Ainda segundo a pesquisa, 39,4% dos entrevistados usam o próprio carro para irem às compras, enquanto 31,9% preferem ir de ônibus e 6,4% de metrô. Já 9,6% deles têm escolhido os aplicativos de transportes para irem aos shoppings, enquanto apenas 0,6% vão de táxi. Já 6,7% disseram ir de moto e 5,5% afiram ir à pé aos estabelecimentos comerciais.

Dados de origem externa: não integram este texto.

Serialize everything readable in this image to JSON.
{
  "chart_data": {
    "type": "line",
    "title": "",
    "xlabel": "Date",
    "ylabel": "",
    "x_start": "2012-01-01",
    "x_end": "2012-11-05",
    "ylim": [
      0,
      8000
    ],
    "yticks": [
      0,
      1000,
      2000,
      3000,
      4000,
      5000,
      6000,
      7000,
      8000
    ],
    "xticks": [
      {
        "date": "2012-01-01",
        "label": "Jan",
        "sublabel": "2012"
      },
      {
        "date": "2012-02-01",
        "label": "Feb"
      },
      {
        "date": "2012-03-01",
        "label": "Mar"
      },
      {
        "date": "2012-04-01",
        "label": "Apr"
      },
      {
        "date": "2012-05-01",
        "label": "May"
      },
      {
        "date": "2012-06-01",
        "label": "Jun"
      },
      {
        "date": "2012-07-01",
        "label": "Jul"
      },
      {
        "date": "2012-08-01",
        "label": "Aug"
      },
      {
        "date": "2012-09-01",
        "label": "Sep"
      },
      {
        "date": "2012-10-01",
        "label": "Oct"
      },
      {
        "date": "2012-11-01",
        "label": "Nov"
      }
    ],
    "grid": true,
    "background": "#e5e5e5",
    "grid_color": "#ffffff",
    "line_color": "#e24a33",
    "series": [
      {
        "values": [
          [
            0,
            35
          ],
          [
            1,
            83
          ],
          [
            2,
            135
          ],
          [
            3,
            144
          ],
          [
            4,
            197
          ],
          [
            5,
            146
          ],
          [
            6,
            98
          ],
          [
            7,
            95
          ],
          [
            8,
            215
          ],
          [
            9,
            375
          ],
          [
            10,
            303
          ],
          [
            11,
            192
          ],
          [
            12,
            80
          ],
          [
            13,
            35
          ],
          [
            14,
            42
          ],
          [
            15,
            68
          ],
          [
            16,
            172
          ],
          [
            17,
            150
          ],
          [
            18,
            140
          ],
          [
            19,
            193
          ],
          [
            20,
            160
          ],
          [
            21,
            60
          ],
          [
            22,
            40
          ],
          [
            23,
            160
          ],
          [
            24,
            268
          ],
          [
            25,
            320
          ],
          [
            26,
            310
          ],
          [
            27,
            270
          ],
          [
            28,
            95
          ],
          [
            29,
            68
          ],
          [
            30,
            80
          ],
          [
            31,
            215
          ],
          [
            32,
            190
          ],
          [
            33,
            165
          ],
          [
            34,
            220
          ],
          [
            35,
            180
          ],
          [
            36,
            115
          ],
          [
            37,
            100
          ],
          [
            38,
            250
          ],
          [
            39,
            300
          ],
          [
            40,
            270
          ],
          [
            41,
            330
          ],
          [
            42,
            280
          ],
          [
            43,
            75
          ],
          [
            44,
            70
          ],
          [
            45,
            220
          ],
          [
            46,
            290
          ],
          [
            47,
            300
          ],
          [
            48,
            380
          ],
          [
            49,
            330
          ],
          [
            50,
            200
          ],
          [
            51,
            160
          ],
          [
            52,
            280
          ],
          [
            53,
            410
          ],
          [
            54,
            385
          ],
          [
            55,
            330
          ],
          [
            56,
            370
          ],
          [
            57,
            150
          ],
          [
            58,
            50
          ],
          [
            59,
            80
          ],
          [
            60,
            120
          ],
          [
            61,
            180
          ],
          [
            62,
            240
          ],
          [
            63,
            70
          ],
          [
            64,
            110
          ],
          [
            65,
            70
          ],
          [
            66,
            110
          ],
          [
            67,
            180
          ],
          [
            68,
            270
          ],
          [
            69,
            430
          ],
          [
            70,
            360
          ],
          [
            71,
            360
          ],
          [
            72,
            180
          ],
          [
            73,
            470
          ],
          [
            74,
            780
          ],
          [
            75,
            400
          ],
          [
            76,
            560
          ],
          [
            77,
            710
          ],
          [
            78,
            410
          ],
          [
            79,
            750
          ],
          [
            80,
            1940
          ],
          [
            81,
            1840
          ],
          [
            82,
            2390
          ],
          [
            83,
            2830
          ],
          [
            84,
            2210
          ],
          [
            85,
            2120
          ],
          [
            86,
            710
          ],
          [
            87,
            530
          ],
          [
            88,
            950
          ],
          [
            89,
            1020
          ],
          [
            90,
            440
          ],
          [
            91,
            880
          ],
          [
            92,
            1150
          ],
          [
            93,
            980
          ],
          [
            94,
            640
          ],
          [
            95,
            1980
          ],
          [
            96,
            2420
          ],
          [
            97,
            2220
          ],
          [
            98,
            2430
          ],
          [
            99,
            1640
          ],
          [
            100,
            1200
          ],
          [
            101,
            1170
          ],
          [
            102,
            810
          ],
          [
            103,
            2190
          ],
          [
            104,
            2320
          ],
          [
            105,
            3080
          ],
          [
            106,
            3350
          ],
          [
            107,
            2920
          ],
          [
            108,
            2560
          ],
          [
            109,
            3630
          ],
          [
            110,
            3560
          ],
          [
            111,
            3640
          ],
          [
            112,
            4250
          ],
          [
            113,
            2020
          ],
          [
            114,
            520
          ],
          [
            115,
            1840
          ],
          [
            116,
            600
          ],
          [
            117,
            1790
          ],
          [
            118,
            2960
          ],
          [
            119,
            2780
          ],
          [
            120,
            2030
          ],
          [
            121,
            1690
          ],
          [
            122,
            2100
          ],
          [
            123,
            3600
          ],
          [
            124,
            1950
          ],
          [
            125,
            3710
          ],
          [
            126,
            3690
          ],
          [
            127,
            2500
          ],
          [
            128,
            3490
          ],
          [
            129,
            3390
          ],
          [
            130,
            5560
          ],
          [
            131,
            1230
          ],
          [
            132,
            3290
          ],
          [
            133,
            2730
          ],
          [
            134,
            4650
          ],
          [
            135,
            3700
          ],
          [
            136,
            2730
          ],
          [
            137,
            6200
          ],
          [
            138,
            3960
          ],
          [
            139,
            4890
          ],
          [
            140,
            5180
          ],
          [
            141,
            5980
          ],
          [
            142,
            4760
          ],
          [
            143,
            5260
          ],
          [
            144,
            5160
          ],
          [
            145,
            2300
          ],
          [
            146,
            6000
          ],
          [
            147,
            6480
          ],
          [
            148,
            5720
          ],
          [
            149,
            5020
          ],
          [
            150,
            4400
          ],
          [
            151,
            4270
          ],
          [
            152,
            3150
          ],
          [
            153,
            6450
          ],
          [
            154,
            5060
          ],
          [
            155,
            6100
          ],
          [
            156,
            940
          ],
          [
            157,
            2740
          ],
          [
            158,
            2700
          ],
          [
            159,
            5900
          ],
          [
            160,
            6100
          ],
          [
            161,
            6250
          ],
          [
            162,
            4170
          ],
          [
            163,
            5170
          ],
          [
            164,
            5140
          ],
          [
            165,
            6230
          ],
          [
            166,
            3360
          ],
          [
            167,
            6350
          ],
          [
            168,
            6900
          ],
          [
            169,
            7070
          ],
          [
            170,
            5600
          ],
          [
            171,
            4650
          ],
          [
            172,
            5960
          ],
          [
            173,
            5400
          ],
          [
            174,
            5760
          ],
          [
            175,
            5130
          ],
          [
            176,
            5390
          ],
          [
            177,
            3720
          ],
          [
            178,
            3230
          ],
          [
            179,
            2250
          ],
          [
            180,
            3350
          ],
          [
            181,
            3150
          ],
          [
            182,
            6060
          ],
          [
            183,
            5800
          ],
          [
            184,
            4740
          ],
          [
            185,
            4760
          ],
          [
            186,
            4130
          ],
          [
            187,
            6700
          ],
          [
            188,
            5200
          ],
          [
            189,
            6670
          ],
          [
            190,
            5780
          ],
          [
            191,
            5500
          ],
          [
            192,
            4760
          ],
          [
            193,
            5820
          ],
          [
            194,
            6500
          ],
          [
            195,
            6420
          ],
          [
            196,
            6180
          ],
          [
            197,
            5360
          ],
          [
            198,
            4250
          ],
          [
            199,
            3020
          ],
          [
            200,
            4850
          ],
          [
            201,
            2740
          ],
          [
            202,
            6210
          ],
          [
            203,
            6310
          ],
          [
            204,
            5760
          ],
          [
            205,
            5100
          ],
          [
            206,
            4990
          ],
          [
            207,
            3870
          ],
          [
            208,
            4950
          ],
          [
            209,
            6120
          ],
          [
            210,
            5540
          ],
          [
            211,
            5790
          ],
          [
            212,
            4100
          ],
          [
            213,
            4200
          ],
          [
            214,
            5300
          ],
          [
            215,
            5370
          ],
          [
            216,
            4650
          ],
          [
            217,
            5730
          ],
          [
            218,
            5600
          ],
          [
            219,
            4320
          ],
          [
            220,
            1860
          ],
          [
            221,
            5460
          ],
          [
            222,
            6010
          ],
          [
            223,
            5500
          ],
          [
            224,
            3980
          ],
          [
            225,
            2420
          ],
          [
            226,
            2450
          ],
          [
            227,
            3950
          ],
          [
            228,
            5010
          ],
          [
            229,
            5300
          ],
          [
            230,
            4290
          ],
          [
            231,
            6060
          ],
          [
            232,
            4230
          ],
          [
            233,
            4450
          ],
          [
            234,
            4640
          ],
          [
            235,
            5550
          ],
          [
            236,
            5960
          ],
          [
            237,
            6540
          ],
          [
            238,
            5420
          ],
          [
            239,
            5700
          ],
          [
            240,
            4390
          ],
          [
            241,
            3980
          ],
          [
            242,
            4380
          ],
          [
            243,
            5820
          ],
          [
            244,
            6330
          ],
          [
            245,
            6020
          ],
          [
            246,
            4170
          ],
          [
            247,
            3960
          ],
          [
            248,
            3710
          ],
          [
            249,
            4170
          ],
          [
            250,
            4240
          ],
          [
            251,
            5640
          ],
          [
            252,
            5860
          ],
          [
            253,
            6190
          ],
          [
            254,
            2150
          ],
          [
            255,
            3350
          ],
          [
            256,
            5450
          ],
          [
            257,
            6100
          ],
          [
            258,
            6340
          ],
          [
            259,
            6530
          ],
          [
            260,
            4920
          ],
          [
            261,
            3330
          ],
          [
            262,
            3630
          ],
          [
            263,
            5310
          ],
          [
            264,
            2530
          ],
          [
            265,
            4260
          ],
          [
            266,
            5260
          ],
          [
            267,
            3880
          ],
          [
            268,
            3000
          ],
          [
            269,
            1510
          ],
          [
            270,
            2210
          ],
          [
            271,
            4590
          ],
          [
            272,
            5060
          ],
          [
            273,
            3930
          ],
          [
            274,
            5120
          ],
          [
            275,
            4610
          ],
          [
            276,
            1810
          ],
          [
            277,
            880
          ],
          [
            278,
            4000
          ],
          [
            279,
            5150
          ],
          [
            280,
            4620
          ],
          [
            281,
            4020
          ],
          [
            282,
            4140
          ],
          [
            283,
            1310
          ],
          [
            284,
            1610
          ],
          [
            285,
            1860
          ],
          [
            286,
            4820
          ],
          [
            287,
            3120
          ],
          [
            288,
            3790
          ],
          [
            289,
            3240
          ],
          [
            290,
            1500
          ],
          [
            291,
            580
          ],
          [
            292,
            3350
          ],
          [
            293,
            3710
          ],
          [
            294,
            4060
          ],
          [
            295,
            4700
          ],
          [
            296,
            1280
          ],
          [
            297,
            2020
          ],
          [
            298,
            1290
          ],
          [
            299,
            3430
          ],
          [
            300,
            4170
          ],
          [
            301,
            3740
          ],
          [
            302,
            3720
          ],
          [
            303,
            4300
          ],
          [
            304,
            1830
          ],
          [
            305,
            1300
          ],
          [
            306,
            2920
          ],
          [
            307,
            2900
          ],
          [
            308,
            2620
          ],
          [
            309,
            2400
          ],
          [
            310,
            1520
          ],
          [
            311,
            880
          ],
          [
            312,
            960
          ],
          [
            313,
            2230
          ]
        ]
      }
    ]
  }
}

Sindicatos vão à Justiça contra ICMS

Na tentativa de diminuir a alta carga tributária imposta aos empresários mineiros, o Sindicato dos Lojistas do Comércio (Sindilojas-BH), o Sindicato do Comércio Varejista de Gêneros Alimentícios (Sincovaga-BH) e o Sindicato do Comércio Varejista de Maquinismos, Ferragens, Tintas e Material de Construção (Sindimaco) entraram em conjunto com uma ação na Justiça questionando a incidência do diferencial de alíquota do Imposto sobre Circulação de Mercadorias e Serviços (ICMS) para as empresas que optaram pelo regime do Simples Nacional.

Para o advogado Rômulo Martins, sócio do Silva Freire Advogados, que ajuizou a ação, a cobrança é inconstitucional, ferindo a não cumulatividade do ICMS e a competitividade das empresas optantes pelo regime, prejudicando os quase 60 mil microempresários representados pelos sindicatos.